The Power of the Point: Decoding Earthquake Magnitudes Through Code

Yesterday, we took a deep dive into the math behind the ground shaking beneath our feet. While we often hear numbers like "7.0" or "8.0" on the news, those small decimals hide a staggering reality of exponential growth.

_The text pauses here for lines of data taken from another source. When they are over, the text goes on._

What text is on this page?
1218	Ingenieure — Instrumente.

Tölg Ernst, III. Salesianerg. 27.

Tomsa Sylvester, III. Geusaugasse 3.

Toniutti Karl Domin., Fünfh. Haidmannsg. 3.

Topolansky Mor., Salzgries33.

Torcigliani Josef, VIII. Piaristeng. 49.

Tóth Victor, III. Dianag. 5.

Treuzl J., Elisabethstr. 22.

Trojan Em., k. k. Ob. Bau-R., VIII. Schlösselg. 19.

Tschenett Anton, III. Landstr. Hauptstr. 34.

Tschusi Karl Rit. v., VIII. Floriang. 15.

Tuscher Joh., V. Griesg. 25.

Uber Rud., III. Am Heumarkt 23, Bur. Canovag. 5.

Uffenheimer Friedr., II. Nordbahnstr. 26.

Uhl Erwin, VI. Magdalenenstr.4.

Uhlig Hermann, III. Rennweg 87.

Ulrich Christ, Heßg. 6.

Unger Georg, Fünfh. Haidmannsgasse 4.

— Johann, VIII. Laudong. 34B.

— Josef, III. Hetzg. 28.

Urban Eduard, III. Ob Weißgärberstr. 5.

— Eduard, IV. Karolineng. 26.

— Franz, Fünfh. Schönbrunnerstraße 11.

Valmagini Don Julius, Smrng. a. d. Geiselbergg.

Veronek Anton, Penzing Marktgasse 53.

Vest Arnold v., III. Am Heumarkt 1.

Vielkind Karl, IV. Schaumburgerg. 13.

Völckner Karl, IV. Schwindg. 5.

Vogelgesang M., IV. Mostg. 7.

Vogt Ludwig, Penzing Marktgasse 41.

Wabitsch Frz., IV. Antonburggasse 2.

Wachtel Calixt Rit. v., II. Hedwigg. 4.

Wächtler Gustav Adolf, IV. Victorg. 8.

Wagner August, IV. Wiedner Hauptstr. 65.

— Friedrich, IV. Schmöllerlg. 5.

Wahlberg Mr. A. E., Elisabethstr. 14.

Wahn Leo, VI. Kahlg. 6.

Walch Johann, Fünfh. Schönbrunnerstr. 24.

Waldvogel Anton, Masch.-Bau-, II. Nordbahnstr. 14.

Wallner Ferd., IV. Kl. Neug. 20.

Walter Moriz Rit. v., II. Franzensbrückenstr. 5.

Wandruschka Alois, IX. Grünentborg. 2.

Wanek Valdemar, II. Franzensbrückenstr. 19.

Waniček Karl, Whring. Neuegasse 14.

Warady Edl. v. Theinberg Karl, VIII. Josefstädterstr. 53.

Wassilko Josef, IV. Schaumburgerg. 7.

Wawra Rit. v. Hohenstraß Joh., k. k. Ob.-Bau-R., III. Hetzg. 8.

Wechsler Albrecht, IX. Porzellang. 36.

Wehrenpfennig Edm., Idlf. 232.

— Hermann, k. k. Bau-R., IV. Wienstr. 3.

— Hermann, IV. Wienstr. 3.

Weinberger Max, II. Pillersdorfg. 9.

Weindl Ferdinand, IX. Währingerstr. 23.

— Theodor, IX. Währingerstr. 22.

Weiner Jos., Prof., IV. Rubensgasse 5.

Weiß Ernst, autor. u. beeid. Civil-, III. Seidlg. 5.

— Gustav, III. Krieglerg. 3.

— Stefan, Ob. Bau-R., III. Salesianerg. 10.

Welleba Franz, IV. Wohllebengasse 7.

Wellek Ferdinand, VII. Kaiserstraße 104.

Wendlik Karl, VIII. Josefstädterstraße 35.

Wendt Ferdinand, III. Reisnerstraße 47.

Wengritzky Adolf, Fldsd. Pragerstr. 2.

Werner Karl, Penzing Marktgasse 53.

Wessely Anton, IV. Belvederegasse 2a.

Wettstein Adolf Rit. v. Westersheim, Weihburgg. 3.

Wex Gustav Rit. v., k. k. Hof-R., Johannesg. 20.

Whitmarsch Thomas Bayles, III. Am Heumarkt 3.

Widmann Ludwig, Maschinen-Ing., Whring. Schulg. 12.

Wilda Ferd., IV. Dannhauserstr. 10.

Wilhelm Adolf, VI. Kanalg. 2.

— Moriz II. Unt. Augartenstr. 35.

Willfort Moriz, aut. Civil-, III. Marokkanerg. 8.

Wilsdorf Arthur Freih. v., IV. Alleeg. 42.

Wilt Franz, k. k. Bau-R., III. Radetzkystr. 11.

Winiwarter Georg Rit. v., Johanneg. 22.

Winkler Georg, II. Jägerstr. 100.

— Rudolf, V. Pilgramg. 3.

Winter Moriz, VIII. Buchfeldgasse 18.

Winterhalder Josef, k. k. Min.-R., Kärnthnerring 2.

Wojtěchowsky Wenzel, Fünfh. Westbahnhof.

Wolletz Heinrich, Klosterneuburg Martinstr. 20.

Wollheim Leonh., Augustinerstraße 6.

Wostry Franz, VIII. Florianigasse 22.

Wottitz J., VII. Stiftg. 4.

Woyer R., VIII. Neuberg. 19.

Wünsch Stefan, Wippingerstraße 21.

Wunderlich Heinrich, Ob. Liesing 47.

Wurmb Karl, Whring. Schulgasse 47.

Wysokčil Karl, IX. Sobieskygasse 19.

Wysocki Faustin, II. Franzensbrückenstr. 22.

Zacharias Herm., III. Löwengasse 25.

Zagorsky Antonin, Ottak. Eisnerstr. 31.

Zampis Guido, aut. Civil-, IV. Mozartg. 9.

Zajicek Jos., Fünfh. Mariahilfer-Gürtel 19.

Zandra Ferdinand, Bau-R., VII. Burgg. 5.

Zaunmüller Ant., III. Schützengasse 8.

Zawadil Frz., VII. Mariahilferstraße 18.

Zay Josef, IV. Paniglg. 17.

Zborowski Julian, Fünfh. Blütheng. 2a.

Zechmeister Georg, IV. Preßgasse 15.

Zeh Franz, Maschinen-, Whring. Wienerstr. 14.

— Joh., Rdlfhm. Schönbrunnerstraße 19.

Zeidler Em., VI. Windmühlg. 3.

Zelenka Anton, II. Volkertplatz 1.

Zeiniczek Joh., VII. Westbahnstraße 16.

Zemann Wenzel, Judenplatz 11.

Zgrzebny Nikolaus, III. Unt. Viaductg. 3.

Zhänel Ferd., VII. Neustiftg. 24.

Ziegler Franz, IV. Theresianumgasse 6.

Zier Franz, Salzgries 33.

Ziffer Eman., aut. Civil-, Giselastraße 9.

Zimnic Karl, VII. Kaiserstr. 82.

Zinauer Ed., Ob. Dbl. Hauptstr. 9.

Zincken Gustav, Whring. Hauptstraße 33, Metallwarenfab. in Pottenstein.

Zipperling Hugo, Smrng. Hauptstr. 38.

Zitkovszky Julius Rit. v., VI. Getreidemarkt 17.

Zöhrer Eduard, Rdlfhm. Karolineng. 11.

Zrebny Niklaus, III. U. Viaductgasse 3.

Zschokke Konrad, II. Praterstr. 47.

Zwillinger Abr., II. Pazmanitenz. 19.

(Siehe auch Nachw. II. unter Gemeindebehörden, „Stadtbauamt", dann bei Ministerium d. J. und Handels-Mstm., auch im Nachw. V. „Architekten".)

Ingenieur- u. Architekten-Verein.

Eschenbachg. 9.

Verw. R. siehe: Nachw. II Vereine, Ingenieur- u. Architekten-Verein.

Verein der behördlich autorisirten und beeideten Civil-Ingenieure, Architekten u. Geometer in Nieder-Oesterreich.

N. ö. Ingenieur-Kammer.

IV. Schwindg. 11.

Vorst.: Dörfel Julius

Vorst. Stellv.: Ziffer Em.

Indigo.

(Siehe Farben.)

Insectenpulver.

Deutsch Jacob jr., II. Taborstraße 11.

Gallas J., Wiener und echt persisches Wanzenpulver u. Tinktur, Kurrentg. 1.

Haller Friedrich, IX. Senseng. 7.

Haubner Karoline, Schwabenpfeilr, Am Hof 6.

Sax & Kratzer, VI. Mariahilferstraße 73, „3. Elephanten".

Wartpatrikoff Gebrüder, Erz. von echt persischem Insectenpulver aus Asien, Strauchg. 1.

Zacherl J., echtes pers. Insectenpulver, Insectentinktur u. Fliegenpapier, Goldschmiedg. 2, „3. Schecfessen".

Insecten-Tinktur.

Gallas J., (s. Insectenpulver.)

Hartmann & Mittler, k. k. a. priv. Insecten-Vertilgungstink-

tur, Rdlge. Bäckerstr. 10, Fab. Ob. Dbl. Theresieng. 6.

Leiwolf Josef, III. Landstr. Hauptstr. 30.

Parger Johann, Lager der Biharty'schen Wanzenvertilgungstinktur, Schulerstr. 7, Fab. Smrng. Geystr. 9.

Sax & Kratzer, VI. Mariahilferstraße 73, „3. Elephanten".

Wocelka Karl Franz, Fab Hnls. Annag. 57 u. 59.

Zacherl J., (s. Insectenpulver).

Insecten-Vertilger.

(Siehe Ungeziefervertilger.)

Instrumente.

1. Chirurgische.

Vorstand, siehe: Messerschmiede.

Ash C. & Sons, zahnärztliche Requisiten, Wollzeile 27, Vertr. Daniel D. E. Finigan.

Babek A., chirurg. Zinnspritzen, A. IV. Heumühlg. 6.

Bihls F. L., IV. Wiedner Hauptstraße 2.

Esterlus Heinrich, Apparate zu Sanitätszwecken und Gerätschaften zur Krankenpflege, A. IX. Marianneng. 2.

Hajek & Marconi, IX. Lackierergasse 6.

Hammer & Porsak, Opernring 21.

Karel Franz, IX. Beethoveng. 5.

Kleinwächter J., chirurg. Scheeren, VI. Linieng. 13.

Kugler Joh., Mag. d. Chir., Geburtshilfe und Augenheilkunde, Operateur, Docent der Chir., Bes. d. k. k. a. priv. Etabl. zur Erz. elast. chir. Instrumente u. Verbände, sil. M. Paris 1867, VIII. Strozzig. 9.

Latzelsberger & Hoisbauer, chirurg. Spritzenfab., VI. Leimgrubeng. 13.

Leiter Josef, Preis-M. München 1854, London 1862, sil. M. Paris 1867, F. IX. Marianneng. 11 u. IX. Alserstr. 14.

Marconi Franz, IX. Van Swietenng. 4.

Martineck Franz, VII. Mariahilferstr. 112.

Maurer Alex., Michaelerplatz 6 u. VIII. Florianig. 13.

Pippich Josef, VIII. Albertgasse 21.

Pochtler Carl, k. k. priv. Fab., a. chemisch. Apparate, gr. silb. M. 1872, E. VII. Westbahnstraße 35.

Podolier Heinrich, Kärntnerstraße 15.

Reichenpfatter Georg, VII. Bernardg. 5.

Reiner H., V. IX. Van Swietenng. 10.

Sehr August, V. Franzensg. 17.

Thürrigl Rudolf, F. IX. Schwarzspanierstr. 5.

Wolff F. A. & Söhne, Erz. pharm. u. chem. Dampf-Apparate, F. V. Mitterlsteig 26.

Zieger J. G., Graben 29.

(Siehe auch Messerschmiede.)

​Using Python and numpy, we mapped out exactly how much the world moves—and how much energy is released—when the Richter scale ticks upward.

​The Logarithmic Reality

​The Richter scale isn't linear; it’s logarithmic. This means a magnitude 8.0 isn't just "a bit stronger" than a 7.0—it represents significantly more ground displacement and a massive leap in energy.

import numpy as np

def ground_movement(r):
    # Represents relative ground displacement in meters
    return 1e-06 * 10**r
 
def energy_produced(r):
    # Approximation of energy in tons of TNT
    return 3 * 10**(1.5 * (r - 3.5))

ritcher_values = {
    "Hand grenade": 0.2, 
    "1 stick dynamite": 1.2,
    "Chernobyl": 3.9,
    "2010 Quebec": 5.0, 
    "2011 Washington": 5.8, 
    "2010 Haiti": 7.0, 
    "1906 San Francisco": 8.0, 
    "1883 Krakatoa": 8.8, 
    "1964 Anchorage": 9.2,
    "Chicxulub Impact": 12.6
}

# Converting to numpy arrays for vectorized calculations
events = np.array(list(ritcher_values.keys()))
r_magnitudes = np.array(list(ritcher_values.values()))
grnd_movement = ground_movement(r_magnitudes)
energy = energy_produced(r_magnitudes)

# Formatting the Output Table
print(f"{'Event':<20} | {'R':>5} | {'Grnd Move (m)':>15} | {'Energy (Tons TNT)':>18}")
print("-" * 65)

for ev, rm, gm, eng in zip(events, r_magnitudes, grnd_movement, energy):
    # Using scientific notation for ground movement and energy due to the massive range
    print(f"{ev:<20} | {rm:>5.1f} | {gm:>15.2e} | {eng:>18.2e}")

Earthquakes remind us that nature doesn't operate on a simple 1-to-10 scale. It operates on a curve that turns a ripple into a mountain-mover in just a few decimal points.